There are rites of clubbing passage that every girl passes through.
Your look, your attitude and your ability to hold down a sambuca change over the years, and you can pretty much define every year of your life from 16+ by thinking about your social life at the time.
Here’s how it tends to go…
Bit basic/very sober
We all remember that first euphoric sip of WKD Blue that made us think it was possible to get with Mark Wright at his local club appearance.
It was Filthy Rich U18’s at Oceana and there was obviously a really inappropriate fancy dress theme. You had spent hours getting the perfect ringlets with your Babyliss curlers and applied an unruly amount of your Mum’s St Tropez to your legs.

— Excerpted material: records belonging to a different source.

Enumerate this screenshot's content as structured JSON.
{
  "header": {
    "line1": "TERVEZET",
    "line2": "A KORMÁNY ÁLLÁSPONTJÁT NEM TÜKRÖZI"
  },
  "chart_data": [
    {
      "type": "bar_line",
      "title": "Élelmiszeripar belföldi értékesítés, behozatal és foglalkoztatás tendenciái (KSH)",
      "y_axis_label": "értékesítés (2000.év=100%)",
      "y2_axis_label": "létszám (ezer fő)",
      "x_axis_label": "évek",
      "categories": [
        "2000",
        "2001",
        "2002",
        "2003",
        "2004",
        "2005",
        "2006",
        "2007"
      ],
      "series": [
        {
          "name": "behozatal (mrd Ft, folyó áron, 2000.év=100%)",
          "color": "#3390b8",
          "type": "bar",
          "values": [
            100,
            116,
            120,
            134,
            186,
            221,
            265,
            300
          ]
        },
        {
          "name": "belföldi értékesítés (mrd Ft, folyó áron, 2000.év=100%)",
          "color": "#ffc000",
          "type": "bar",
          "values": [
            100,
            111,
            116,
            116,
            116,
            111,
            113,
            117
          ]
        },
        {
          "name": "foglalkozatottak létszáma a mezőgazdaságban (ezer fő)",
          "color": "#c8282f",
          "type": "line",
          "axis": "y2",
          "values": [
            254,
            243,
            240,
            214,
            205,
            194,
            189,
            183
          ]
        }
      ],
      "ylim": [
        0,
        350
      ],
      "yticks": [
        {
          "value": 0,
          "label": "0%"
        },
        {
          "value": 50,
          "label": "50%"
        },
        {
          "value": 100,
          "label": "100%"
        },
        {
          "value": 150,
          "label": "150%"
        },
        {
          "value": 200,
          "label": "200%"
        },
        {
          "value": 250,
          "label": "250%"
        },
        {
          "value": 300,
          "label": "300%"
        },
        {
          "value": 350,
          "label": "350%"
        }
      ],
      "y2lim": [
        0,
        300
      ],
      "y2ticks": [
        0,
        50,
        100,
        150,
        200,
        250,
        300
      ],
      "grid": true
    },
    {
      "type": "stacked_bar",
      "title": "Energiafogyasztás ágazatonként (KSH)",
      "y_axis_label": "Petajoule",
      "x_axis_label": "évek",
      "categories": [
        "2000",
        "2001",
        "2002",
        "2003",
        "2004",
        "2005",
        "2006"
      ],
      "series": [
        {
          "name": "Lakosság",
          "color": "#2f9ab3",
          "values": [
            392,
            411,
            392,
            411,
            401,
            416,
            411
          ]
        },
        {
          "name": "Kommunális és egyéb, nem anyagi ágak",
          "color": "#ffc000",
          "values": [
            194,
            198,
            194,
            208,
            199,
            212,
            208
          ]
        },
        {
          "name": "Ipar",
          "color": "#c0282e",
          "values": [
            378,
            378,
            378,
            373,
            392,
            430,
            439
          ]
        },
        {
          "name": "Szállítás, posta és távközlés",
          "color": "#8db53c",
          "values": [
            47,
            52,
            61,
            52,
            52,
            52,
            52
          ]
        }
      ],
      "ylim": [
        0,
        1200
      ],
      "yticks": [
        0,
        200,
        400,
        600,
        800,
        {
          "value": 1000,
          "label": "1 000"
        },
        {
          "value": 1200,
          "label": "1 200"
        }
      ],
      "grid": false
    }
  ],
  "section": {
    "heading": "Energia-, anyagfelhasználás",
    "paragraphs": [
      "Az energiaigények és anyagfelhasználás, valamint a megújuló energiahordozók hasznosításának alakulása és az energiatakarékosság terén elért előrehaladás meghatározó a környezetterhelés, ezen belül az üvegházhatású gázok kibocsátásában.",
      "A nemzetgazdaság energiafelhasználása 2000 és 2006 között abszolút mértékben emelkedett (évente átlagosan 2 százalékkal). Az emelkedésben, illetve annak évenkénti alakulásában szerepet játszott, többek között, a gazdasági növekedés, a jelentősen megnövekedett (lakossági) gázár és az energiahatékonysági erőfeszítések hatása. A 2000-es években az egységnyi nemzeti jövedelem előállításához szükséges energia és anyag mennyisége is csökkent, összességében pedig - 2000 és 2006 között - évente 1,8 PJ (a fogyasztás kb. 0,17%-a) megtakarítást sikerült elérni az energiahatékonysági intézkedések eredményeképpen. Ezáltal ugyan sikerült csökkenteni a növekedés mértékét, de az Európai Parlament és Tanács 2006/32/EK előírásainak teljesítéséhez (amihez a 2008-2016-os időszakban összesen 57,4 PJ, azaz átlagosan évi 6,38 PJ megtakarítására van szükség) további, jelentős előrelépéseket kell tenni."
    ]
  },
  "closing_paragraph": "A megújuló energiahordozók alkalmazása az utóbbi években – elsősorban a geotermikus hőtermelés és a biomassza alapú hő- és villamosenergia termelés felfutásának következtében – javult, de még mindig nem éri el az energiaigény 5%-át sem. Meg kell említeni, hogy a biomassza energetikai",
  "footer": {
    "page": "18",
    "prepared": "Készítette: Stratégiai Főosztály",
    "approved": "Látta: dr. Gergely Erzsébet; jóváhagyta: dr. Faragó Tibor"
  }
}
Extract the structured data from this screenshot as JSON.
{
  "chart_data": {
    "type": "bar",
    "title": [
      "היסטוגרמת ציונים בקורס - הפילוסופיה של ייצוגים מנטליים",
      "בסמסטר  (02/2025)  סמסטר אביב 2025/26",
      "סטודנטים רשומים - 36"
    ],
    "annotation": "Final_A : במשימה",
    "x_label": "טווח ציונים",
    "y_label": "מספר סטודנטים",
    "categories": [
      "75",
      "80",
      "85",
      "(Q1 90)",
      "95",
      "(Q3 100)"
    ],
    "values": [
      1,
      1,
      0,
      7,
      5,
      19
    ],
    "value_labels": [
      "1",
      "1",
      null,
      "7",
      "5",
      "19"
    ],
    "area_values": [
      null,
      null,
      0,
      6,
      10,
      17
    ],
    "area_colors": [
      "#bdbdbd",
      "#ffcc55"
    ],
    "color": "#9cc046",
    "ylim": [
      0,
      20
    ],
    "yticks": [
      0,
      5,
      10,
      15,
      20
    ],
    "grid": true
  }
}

You’d borrowed the tackiest New Look heels from your slightly cooler mate who had nicked them off her older sister, and you were wearing glitter liquid eyeliner in a way that was not meant to be ironic. Dripping in Topshop, it went without saying that you and your five mates would all be in the same high waisted skirt and bandeau top. It also went without saying that no matter how many times you begged him not to, your Dad would be outside at 11pm because it was a school night and you weren’t a legend yet.

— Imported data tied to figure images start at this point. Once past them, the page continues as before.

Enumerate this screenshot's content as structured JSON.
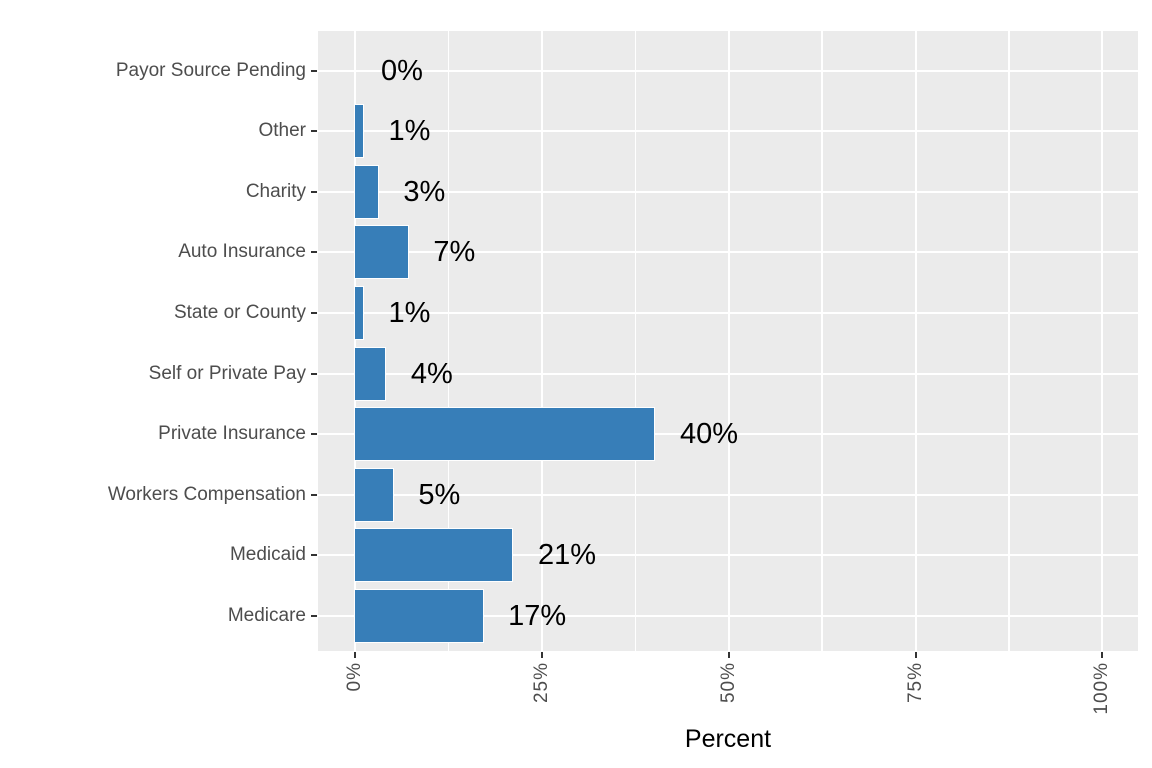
{
  "chart_data": {
    "type": "bar",
    "orientation": "horizontal",
    "categories": [
      "Payor Source Pending",
      "Other",
      "Charity",
      "Auto Insurance",
      "State or County",
      "Self or Private Pay",
      "Private Insurance",
      "Workers Compensation",
      "Medicaid",
      "Medicare"
    ],
    "values": [
      0,
      1,
      3,
      7,
      1,
      4,
      40,
      5,
      21,
      17
    ],
    "value_labels": [
      "0%",
      "1%",
      "3%",
      "7%",
      "1%",
      "4%",
      "40%",
      "5%",
      "21%",
      "17%"
    ],
    "xlabel": "Percent",
    "ylabel": "",
    "title": "",
    "x_axis": {
      "tick_labels": [
        "0%",
        "25%",
        "50%",
        "75%",
        "100%"
      ],
      "tick_values": [
        0,
        25,
        50,
        75,
        100
      ],
      "minor_tick_values": [
        12.5,
        37.5,
        62.5,
        87.5
      ],
      "range": [
        0,
        100
      ]
    },
    "legend": "none",
    "grid": "on",
    "style": {
      "bar_fill": "#377EB8",
      "bar_stroke": "#FFFFFF",
      "panel_background": "#EBEBEB",
      "grid_color": "#FFFFFF",
      "axis_text_color": "#4D4D4D",
      "value_label_color": "#000000",
      "axis_title_color": "#000000",
      "tick_mark_color": "#333333",
      "figure_background": "#FFFFFF"
    }
  }
}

‘Oh dear they’re in the year below’
As soon as you were 18 and had earned your rightful place in the queue for a jägerbomb, it became criminal for anyone younger to be seen at the club. Whisperings of the notoriously slaggy group of year 12’s moving in on the boys from your year had you and the girls triggered and immediately the whole clubbing experience became a more exciting, if not slightly too hormonal affair. This was your turf. Your profile pic was taken in the smoking area, all your recently tagged photos were taken on the dance floor and the most likes you’d ever got on Instagram was for a picture of you downing a fruity VK. How dare they think they could scrape in on your fun. How dare they think it acceptable to be bright orange and wearing the same thing.
Outgrown the local club?
London clubs were bigger, better and full of dodgy older men who would buy you and the squad expensive watered down beverages. They promised buckets of drink with ice fountains and possible sightings of the MIC cast, which at the time was a huge pull factor. Tottering about Leicester Square in 6-inch heels, following someones Google Maps to Cirque Du Soir (which definitely looked more spacious on the website) was a Friday night well spent and although you’d been rinsed dry by the mini bus driver, it was alright because if you played it cool enough then you’d have your night covered by the greasy promoter who fancied your mate.
Clubbing is shit
Uni bound and way less extra than a few months ago, you’d now rather throw on something casual and enjoy a cold one at the pub than ever waste time and money at the club. In denial of the past 3-4 years, your clubbing persona had been put to bed and replaced by a cool, mature drinker of fine ales. The pub was a safe space where you could sit around and discuss how pointless clubbing was. Promoters didn’t venture there and the dodgy old men were just your Dad’s innocent, if not slightly pissed mates.
Clubbing is still shit
If it’s not a really special occasion, then you just don’t bother. You and the girls would rather stay in having wine and chats watching Bake Off and what of it? You talk for hours on end about life after uni and cringe at all the drunk stories of old. It might be more boring, but it’s definitely cheaper and involves less money spent on Boohoo.com.